【扩散模型（七）】IP-Adapter 与 IP-Adapter Plus 的具体区别是什么？

系列文章目录

【扩散模型（二）】IP-Adapter 从条件分支的视角，快速理解相关的可控生成研究
【扩散模型（三）】IP-Adapter 源码详解1-训练输入介绍了训练代码中的 image prompt 的输入部分，即 img projection 模块。
【扩散模型（四）】IP-Adapter 源码详解2-训练核心（cross-attention）详细介绍 IP-Adapter 训练代码的核心部分，即插入 Unet 中的、针对 Image prompt 的 cross-attention 模块。
【扩散模型（五）】IP-Adapter 源码详解3-推理代码详细介绍 IP-Adapter 推理过程代码。
【可控图像生成系列论文（四）】IP-Adapter 具体是如何训练的？1公式篇
【扩散模型（六）】IP-Adapter 是如何训练的？2 源码篇（IP-Adapter Plus）

文章目录

系列文章目录
[一、Image Encoder 的使用区别？](#一、Image Encoder 的使用区别？)
- [1.1 Image Encoder 组成](#1.1 Image Encoder 组成)
- [1.2 .hidden_states[-2] 表示什么？](#1.2 .hidden_states[-2] 表示什么？)
[二、ImageProjModel 和 Resampler 的区别？](#二、ImageProjModel 和 Resampler 的区别？)
- [2.1 ImageProjModel 代码](#2.1 ImageProjModel 代码)
- [2.2 Resampler 代码](#2.2 Resampler 代码)

从下图中可以很直观地看出有两处不同，第一是使用 image encoder 的方式不同、得到了不同的图像特征，第二是将原有的简单 ImageProjModel 替换成了更加复杂的 Resampler 以提取更多的图像信息。

一、Image Encoder 的使用区别？

1.1 Image Encoder 组成

Image Encoder 是 CLIPVisionModelWithProjection 类（位于 /path/lib/python3.12/site-packages/transformers/models/clip/modeling_clip.py）

根据其构造函数，可见分为两块（1）vision_model【CLIPVisionTransformer】和（2）visual_projection【Linear】

python 复制代码

class CLIPVisionModelWithProjection(CLIPPreTrainedModel):
    config_class = CLIPVisionConfig
    main_input_name = "pixel_values"

    def __init__(self, config: CLIPVisionConfig):
        super().__init__(config)

        self.vision_model = CLIPVisionTransformer(config)

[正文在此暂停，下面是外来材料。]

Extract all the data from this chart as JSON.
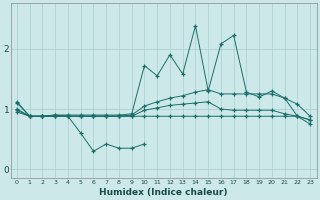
{
  "xlabel": "Humidex (Indice chaleur)",
  "bg_color": "#cde8e8",
  "line_color": "#1a6e6a",
  "grid_color": "#aacece",
  "xlim": [
    -0.5,
    23.5
  ],
  "ylim": [
    -0.15,
    2.75
  ],
  "yticks": [
    0,
    1,
    2
  ],
  "xticks": [
    0,
    1,
    2,
    3,
    4,
    5,
    6,
    7,
    8,
    9,
    10,
    11,
    12,
    13,
    14,
    15,
    16,
    17,
    18,
    19,
    20,
    21,
    22,
    23
  ],
  "line_spike_x": [
    0,
    1,
    2,
    3,
    4,
    5,
    6,
    7,
    8,
    9,
    10,
    11,
    12,
    13,
    14,
    15,
    16,
    17,
    18,
    19,
    20,
    21,
    22,
    23
  ],
  "line_spike_y": [
    1.1,
    0.88,
    0.88,
    0.9,
    0.9,
    0.9,
    0.9,
    0.9,
    0.9,
    0.92,
    1.72,
    1.55,
    1.9,
    1.58,
    2.38,
    1.3,
    2.08,
    2.22,
    1.28,
    1.2,
    1.3,
    1.18,
    0.88,
    0.75
  ],
  "line_upper_x": [
    0,
    1,
    2,
    3,
    4,
    5,
    6,
    7,
    8,
    9,
    10,
    11,
    12,
    13,
    14,
    15,
    16,
    17,
    18,
    19,
    20,
    21,
    22,
    23
  ],
  "line_upper_y": [
    1.0,
    0.88,
    0.88,
    0.88,
    0.88,
    0.88,
    0.88,
    0.88,
    0.88,
    0.9,
    1.05,
    1.12,
    1.18,
    1.22,
    1.28,
    1.32,
    1.25,
    1.25,
    1.25,
    1.25,
    1.25,
    1.18,
    1.08,
    0.88
  ],
  "line_mid_x": [
    0,
    1,
    2,
    3,
    4,
    5,
    6,
    7,
    8,
    9,
    10,
    11,
    12,
    13,
    14,
    15,
    16,
    17,
    18,
    19,
    20,
    21,
    22,
    23
  ],
  "line_mid_y": [
    0.98,
    0.88,
    0.88,
    0.88,
    0.88,
    0.88,
    0.88,
    0.88,
    0.88,
    0.88,
    0.98,
    1.02,
    1.06,
    1.08,
    1.1,
    1.12,
    1.0,
    0.98,
    0.98,
    0.98,
    0.98,
    0.92,
    0.88,
    0.82
  ],
  "line_flat_x": [
    0,
    1,
    2,
    3,
    4,
    5,
    6,
    7,
    8,
    9,
    10,
    11,
    12,
    13,
    14,
    15,
    16,
    17,
    18,
    19,
    20,
    21,
    22,
    23
  ],
  "line_flat_y": [
    0.95,
    0.88,
    0.88,
    0.88,
    0.88,
    0.88,
    0.88,
    0.88,
    0.88,
    0.88,
    0.88,
    0.88,
    0.88,
    0.88,
    0.88,
    0.88,
    0.88,
    0.88,
    0.88,
    0.88,
    0.88,
    0.88,
    0.88,
    0.82
  ],
  "line_dip_x": [
    0,
    1,
    2,
    3,
    4,
    5,
    6,
    7,
    8,
    9,
    10
  ],
  "line_dip_y": [
    1.12,
    0.88,
    0.88,
    0.9,
    0.88,
    0.6,
    0.3,
    0.42,
    0.35,
    0.35,
    0.42
  ]
}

        self.visual_projection = nn.Linear(config.hidden_size, config.projection_dim, bias=False)

        # Initialize weights and apply final processing
        self.post_init()

1.视觉模型（vision_model）：

这通常是一个处理输入图像的视觉转换器（ViT）。
它从图像中提取特征并输出表示，通常包括总结整个图像的"合并"输出。
视觉模型处理了理解图像内容的繁重任务。

2.视觉投影（visual_projection）：

这是一个线性层，将视觉模型的高维输出映射到低维空间。
在 CLIP 这样的多模态模型中，投影会将图像表示与文本表示对齐。
它确保图像嵌入与文本嵌入位于同一空间，便于比较或组合。

1.2 .hidden_states[-2] 表示什么？

我们仔细对比 IP-Adapter 和 IP-Adapter Plus 的细节，会发现采用 Image Encoder 的方式不一样

python 复制代码

# IP-Adapter
clip_image_embeds = self.image_encoder(clip_image.to(self.device, dtype=torch.float16)).image_embeds

# IP-Adapter Plus
clip_image_embeds = self.image_encoder(clip_image, output_hidden_states=True).hidden_states[-2]

关键区别在于：

(1) .image_embeds属性来获取图像的嵌入表示，是 经过编码器最后一层（visual_projection）处理后的结果。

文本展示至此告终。